Bien entendu, à cette époque, Léger avait déjà établi sa capacité à aborder l’art d’un point de vue objectif et non sentimental. Mais son expérience de la guerre a été déterminante dans la mesure où elle lui a fait comprendre à quel point la vie ordinaire était liée à l'art. Cela lui montra la plasticité du monde objectif et ordinaire. Il a ensuite longuement écrit sur ce sujet.
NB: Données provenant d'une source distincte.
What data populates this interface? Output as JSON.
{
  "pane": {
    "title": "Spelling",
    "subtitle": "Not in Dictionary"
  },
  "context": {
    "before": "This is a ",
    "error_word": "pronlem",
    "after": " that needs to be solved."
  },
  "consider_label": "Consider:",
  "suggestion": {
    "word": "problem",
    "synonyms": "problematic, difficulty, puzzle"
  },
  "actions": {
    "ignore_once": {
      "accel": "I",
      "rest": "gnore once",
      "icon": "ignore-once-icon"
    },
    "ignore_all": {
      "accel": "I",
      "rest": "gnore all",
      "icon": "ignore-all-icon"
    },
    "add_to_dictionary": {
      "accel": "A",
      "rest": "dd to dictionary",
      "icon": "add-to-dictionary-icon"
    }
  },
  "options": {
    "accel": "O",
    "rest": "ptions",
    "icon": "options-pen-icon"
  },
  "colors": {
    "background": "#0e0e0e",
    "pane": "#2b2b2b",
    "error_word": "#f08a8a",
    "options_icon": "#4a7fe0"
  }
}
Dans un essai intitulé La rue : objets, lunettes, il a écrit sur « le jour où la tête d'une femme était considérée comme un objet ovale, » et décrit « l'accession directe de l'objet à une valeur décorative ». Il a compris qu'en se promenant dans une rue moyenne, on pouvait rencontrer des compositions esthétiques infinies égales aux beaux-arts simplement en admirant les objets exposés et en réduisant les personnes, les animaux, la nature et les objets industriels à leurs composants esthétiques formels. Il préconisait que toute chose visible puisse être réduite à un objet et ensuite glorifiée en termes purement plastiques et esthétiques. Pour cela, il fut un pionnier.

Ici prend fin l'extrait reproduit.